À quelques jours des manifestations prévues sous le mot d’ordre « Bloquons Tout », les autorités françaises assurent n’avoir détecté aucune ingérence étrangère massive. Mais plusieurs réseaux liés à l’étranger tentent malgré tout d’amplifier la mobilisation en ligne.
Ingérences opportunistes venues de l’étranger
Les services français rappellent qu’en avril dernier, Paris avait officiellement accusé les services de renseignement militaire russes d’avoir mené des cyberattaques contre des institutions françaises, la campagne présidentielle d’Emmanuel Macron en 2017 et même des organisations liées aux Jeux olympiques de Paris 2024.
Dans ce contexte, la question d’une influence étrangère sur les manifestations du 10 septembre refait surface.
Une source gouvernementale, spécialisée dans les affaires numériques, a confié à Radio France qu’aucune « campagne massive » n’avait été détectée.
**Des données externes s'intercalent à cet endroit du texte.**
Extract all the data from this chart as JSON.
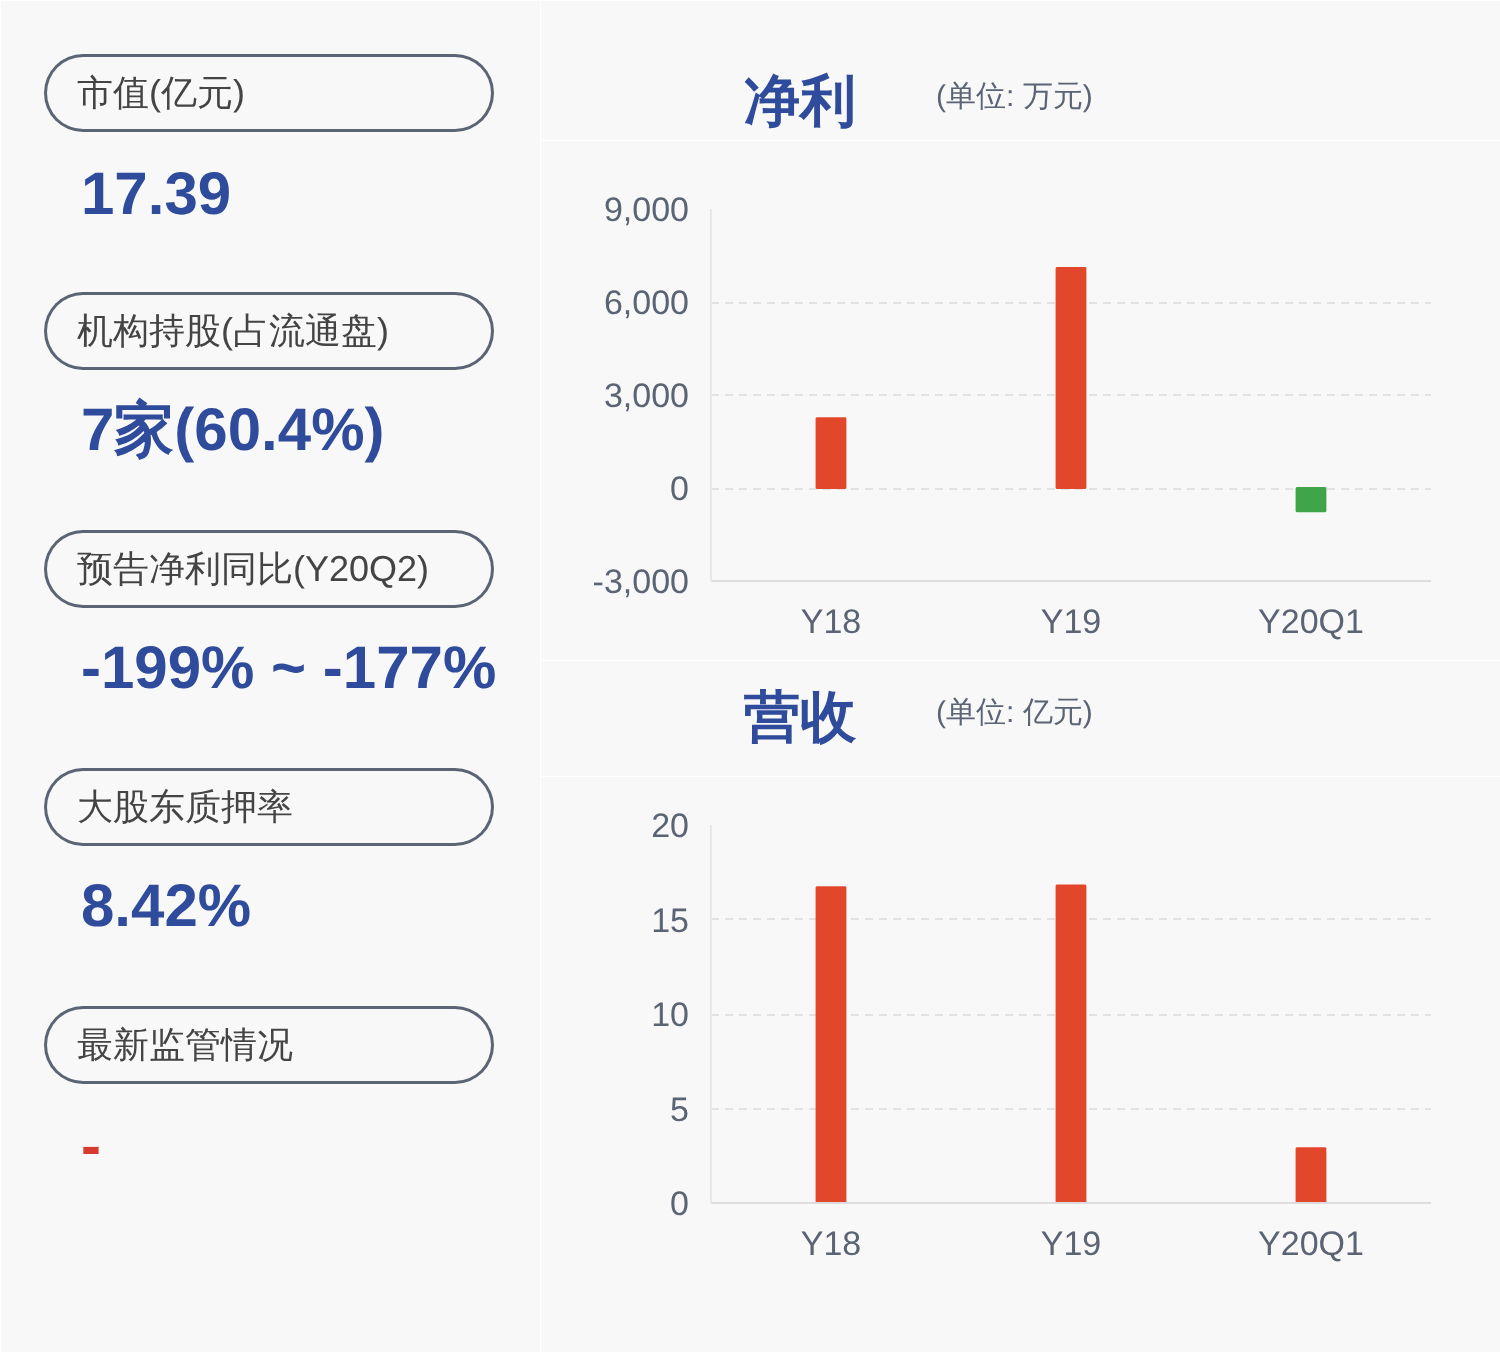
{
  "chart_data": [
    {
      "type": "other",
      "annotations": [
        "市值(亿元)",
        "17.39",
        "机构持股(占流通盘)",
        "7家(60.4%)",
        "预告净利同比(Y20Q2)",
        "-199% ~ -177%",
        "大股东质押率",
        "8.42%",
        "最新监管情况",
        "-"
      ]
    },
    {
      "type": "bar",
      "title": "净利",
      "subtitle": "(单位: 万元)",
      "categories": [
        "Y18",
        "Y19",
        "Y20Q1"
      ],
      "values": [
        2250,
        7100,
        -750
      ],
      "colors": [
        "#e2472c",
        "#e2472c",
        "#3fa548"
      ],
      "ylim": [
        -3000,
        9000
      ],
      "yticks": [
        {
          "value": -3000,
          "label": "-3,000"
        },
        0,
        {
          "value": 3000,
          "label": "3,000"
        },
        {
          "value": 6000,
          "label": "6,000"
        },
        {
          "value": 9000,
          "label": "9,000"
        }
      ],
      "grid": "y"
    },
    {
      "type": "bar",
      "title": "营收",
      "subtitle": "(单位: 亿元)",
      "categories": [
        "Y18",
        "Y19",
        "Y20Q1"
      ],
      "values": [
        16.7,
        16.8,
        2.9
      ],
      "colors": [
        "#e2472c",
        "#e2472c",
        "#e2472c"
      ],
      "ylim": [
        0,
        20
      ],
      "yticks": [
        0,
        5,
        10,
        15,
        20
      ],
      "grid": "y"
    }
  ]
}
Mais elle pointe des phénomènes d’« amplification opportuniste » liés à des réseaux attribués à l’Iran, la Russie et l’Algérie.
Des analystes du groupe français Projet Fox ont identifié des centaines de faux comptes sur X (ex-Twitter), diffusant des hashtags comme #10septembre2025 et #MacronDémission. Certains profils, liés à l’Iran, utilisent des images générées par intelligence artificielle et multiplient les appels aux blocages ou à la démission du président.
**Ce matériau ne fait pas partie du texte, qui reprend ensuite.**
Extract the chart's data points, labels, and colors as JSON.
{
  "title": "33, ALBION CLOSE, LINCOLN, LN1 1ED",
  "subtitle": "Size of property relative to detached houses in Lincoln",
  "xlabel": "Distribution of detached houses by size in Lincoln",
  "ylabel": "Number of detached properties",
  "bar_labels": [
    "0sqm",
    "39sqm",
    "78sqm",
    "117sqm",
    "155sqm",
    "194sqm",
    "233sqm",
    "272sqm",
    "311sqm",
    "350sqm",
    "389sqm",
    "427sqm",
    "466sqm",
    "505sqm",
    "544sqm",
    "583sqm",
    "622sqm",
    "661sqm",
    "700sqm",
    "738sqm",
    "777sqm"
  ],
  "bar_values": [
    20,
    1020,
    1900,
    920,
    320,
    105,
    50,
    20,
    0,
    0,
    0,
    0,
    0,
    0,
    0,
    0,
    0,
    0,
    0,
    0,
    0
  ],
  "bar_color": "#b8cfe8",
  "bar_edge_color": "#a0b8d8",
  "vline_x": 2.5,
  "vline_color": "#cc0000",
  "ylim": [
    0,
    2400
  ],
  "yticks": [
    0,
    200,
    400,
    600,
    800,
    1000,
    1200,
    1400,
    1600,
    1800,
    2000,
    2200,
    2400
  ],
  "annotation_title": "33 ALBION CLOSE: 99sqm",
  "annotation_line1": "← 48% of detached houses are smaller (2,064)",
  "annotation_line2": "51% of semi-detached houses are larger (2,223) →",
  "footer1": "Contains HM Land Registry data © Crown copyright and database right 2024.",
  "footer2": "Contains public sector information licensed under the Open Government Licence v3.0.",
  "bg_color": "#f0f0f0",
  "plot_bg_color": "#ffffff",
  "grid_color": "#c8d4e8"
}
Les autorités citent aussi des « activités d’influence » venues de médias progouvernementaux en Azerbaïdjan, Russie, Turquie, Iran et Algérie. Le site algérien Alfadjr a par exemple publié un article décrivant une « France assiégée », évoquant pauvreté croissante et emprise du FMI. « Tout ce qui est exploitable est exploité », a confié un responsable à France Info, précisant que l’objectif n’était pas forcément d’intervenir directement, mais de relayer l’image d’une France fragilisée.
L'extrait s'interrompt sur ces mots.